Unlike testing for 4-fold rises in IgG between paired acute- and convalescent-phase serum specimens, which requires a significant time delay, ASC detection by ELISPOT assay requires only one sample and is extraordinarily sensitive. The lower limit of detection will vary among donors in accordance with the total number of cells assayed and the number of cells that respond to the negative control antigen. However, we have routinely observed limits of detection as low as 1 cell per 107 PBMCs.
Overall, we have found the ELISPOT method for detecting virus-specific ASCs to be more sensitive throughout a longer period of time than RT-PCR or IgM ELISA for detecting recent mumps infection in individuals who have been either previously vaccinated or naturally infected. While this is not intended as a replacement for IgM and RT-PCR testing, it may be useful for diagnosing cases that cannot be otherwise confirmed by standard methods, for initially confirming cases in an outbreak, and for testing asymptomatic case contacts. As previously reviewed (4
), this assay can be easily adapted for use with other infectious agents. Similar diagnostic challenges exist for varicella-zoster (29
) and pertussis (45
), and the assay can be completed in as few as 16 to 24 h.
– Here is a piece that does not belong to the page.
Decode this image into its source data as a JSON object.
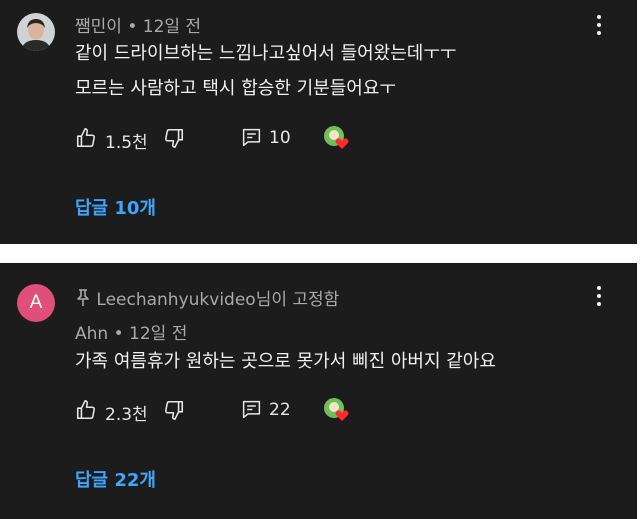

Although this method is promising, some potential limitations exist. First, ASCs do not survive for an extended length of time after blood collection. This may require processing and testing of the blood in a timely manner after phlebotomy to maintain ASC viability. Second, the method may not be well suited for use on infants or small children because they may be unable to initiate a mature B-cell response and because the minimum volume of blood required (approximately 5 ml) may not be acceptable. However, the very young are less likely to be vaccinated, in which case standard diagnostics would be the better choice. Finally, there exists a possibility of cross-reactivity between B cells specific for mumps and other viruses such as parainfluenza viruses 2 and 4. This might pose a challenge particularly for the diagnosis of sporadic suspect cases, but could potentially be addressed by the use of recombinant antigens.